Иуда: предатель или жертва? | страница 58



Сначала Иисус покорно соглашается на распятие, затем Иуда вешается на дереве. «Совершенно одинокий, предающийся самобичеванию» Иуда убивает себя, «даже не дожидаясь решения Пилата», и тут уместно напомнить, что «ни один Завет не содержит ни слова против самоубийства» (Даубе 312, 314).[81]
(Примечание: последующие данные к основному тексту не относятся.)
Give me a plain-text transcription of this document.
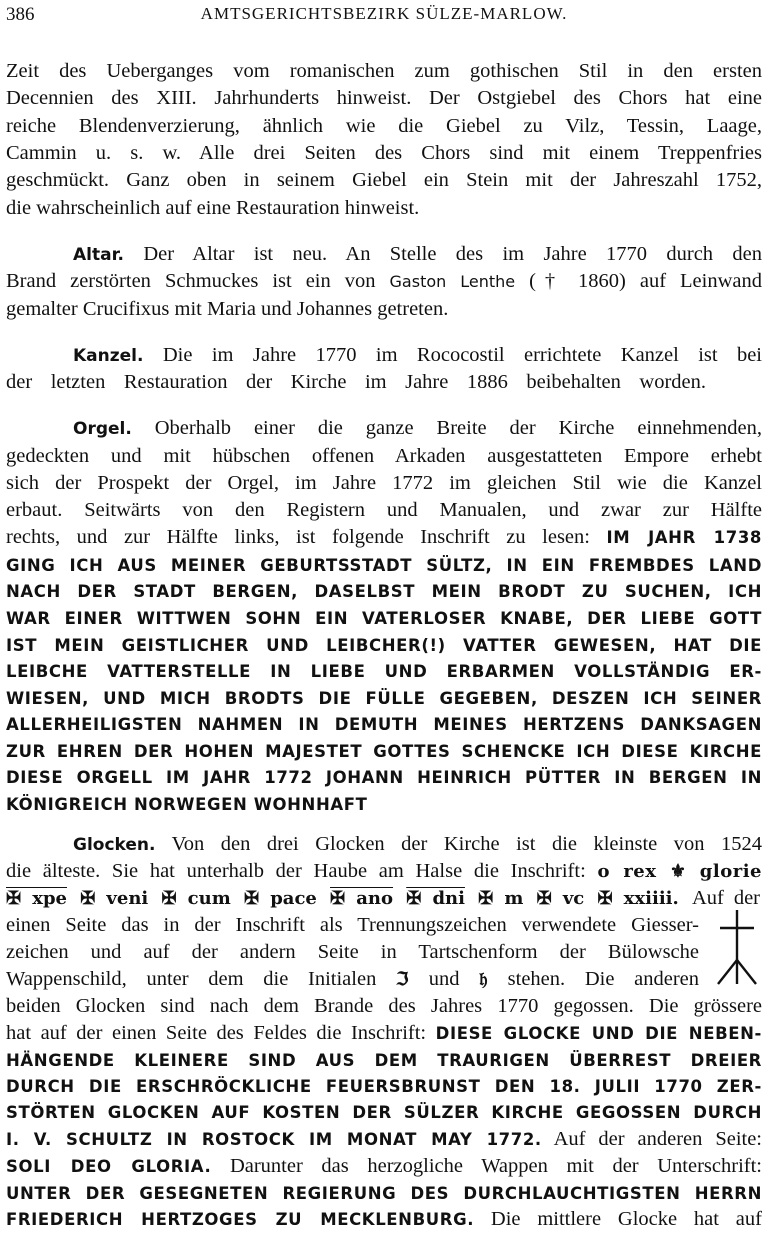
386	AMTSGERICHTSBEZIRK SÜLZE-MARLOW.
Zeit des Ueberganges vom romanischen zum gothischen Stil in den ersten
Decennien des XIII. Jahrhunderts hinweist. Der Ostgiebel des Chors hat eine
reiche Blendenverzierung, ähnlich wie die Giebel zu Vilz, Tessin, Laage,
Cammin u. s. w. Alle drei Seiten des Chors sind mit einem Treppenfries
geschmückt. Ganz oben in seinem Giebel ein Stein mit der Jahreszahl 1752,
die wahrscheinlich auf eine Restauration hinweist.
Altar. Der Altar ist neu. An Stelle des im Jahre 1770 durch den
Brand zerstörten Schmuckes ist ein von Gaston Lenthe († 1860) auf Leinwand
gemalter Crucifixus mit Maria und Johannes getreten.
Kanzel. Die im Jahre 1770 im Rococostil errichtete Kanzel ist bei
der letzten Restauration der Kirche im Jahre 1886 beibehalten worden.
Orgel. Oberhalb einer die ganze Breite der Kirche einnehmenden,
gedeckten und mit hübschen offenen Arkaden ausgestatteten Empore erhebt
sich der Prospekt der Orgel, im Jahre 1772 im gleichen Stil wie die Kanzel
erbaut. Seitwärts von den Registern und Manualen, und zwar zur Hälfte
rechts, und zur Hälfte links, ist folgende Inschrift zu lesen: IM JAHR 1738
GING ICH AUS MEINER GEBURTSSTADT SÜLTZ, IN EIN FREMBDES LAND
NACH DER STADT BERGEN, DASELBST MEIN BRODT ZU SUCHEN, ICH
WAR EINER WITTWEN SOHN EIN VATERLOSER KNABE, DER LIEBE GOTT
IST MEIN GEISTLICHER UND LEIBCHER(!) VATTER GEWESEN, HAT DIE
LEIBCHE VATTERSTELLE IN LIEBE UND ERBARMEN VOLLSTÄNDIG ER-
WIESEN, UND MICH BRODTS DIE FÜLLE GEGEBEN, DESZEN ICH SEINER
ALLERHEILIGSTEN NAHMEN IN DEMUTH MEINES HERTZENS DANKSAGEN
ZUR EHREN DER HOHEN MAJESTET GOTTES SCHENCKE ICH DIESE KIRCHE
DIESE ORGELL IM JAHR 1772 JOHANN HEINRICH PÜTTER IN BERGEN IN
KÖNIGREICH NORWEGEN WOHNHAFT
Glocken. Von den drei Glocken der Kirche ist die kleinste von 1524
die älteste. Sie hat unterhalb der Haube am Halse die Inschrift: o rex ⚜ glorie
✠ xpe ✠ veni ✠ cum ✠ pace ✠ ano ✠ dni ✠ m ✠ vc ✠ xxiiii. Auf der
einen Seite das in der Inschrift als Trennungszeichen verwendete Giesser-
zeichen und auf der andern Seite in Tartschenform der Bülowsche
Wappenschild, unter dem die Initialen ℑ und 𝔥 stehen. Die anderen
beiden Glocken sind nach dem Brande des Jahres 1770 gegossen. Die grössere
hat auf der einen Seite des Feldes die Inschrift: DIESE GLOCKE UND DIE NEBEN-
HÄNGENDE KLEINERE SIND AUS DEM TRAURIGEN ÜBERREST DREIER
DURCH DIE ERSCHRÖCKLICHE FEUERSBRUNST DEN 18. JULII 1770 ZER-
STÖRTEN GLOCKEN AUF KOSTEN DER SÜLZER KIRCHE GEGOSSEN DURCH
I. V. SCHULTZ IN ROSTOCK IM MONAT MAY 1772. Auf der anderen Seite:
SOLI DEO GLORIA. Darunter das herzogliche Wappen mit der Unterschrift:
UNTER DER GESEGNETEN REGIERUNG DES DURCHLAUCHTIGSTEN HERRN
FRIEDERICH HERTZOGES ZU MECKLENBURG. Die mittlere Glocke hat auf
Эту жуткую параллель между Иудой с безвольно висящим телом и лицом, обращенным к небу, и Иисусом, поднятым и распятым на кресте, воссоздает пластина слоновой кости северо-итальянского ларца, датируемого 420—430 гг. н.э. Контраст между свисающими конечностями Иуды и его обращенным вверх лицом вызывает сострадание к его участи. Мария, еще один апостол и римский воин, проявляющие внимание к фигуре справа, служат намеком на то, что шокирующая театральность публичного распятия Иисуса затмила личную трагедию Иуды. В этой композиции явно слышится отзвук пусть и не выраженной ясно в тексте Матфея мысли о том, что самоубийство Иуды явилось результатом его заблуждений насчет возможных последствий своего доноса на Иисуса, равно как и нарушенного им золотого правила Иисуса: «Как хотите, чтобы с вами поступали люди, так поступайте и вы с ними» (7: 12). У ног Иуды лежит брошенный кошелек. Преисполненный раскаяния, Иуда в конечном итоге, как и Иисус, изобличает безнравственность иудейских властей. Таким образом, в Евангелии от Матфея именно иудеи, а вовсе не Иуда, воплощают лицемерие народа, не исполняющего того, что проповедует.

Резким контрастом раскаянию Иуды еще до распятия Иисуса в Евангелии от Матфея предстает обращение иудеев после Его распятия к Пилату с прошением поставить охрану у гроба Иисуса, чтобы его ученики не украли Его тело и не распространили ложные вести о Его Воскрешении. Когда же фоб обнаруживают пустым, первосвященники и старейшины подговаривают римских воинов, посулив им деньги, пустить слух о том, что ночью, когда они спали, тело Иисуса выкрали его ученики. Манипулирование людьми, подтасовка фактов, подкуп и обман, на которые идут иудейские старейшины, резко контрастируют с молчаливым страданием Иисуса и Иуды. Итак, Матфей включает в свое повествование новый фрагмент о немедленном раскаянии, обращении и смерти Иуды. Но позволило ли ему это внести и другие существенные смысловые корректировки в версию Марка, прежде всего, в описание Воскрешения Иисуса и Его воссоединения со своими учениками? Этот вопрос возникает не случайно: ведь Иуда у Матфея оказывается первым, кто постигает ценой своей жизни божественную сущность Иисуса. Обращение Иуды предсказывает то, что доказывает Воскресение — божественную ипостась Иисуса. Если в Евангелии от Марка содержится намек на то, во что, возможно, он верил - не Иуда, но Бог «предал [Сына Своего] за всех нас» (К Римлянам 8:32), - то Матфей в своем Евангелии намекает, что через распятие Сын Божий «возлюбил меня и предал Себя за меня» (К Галатам 2:20).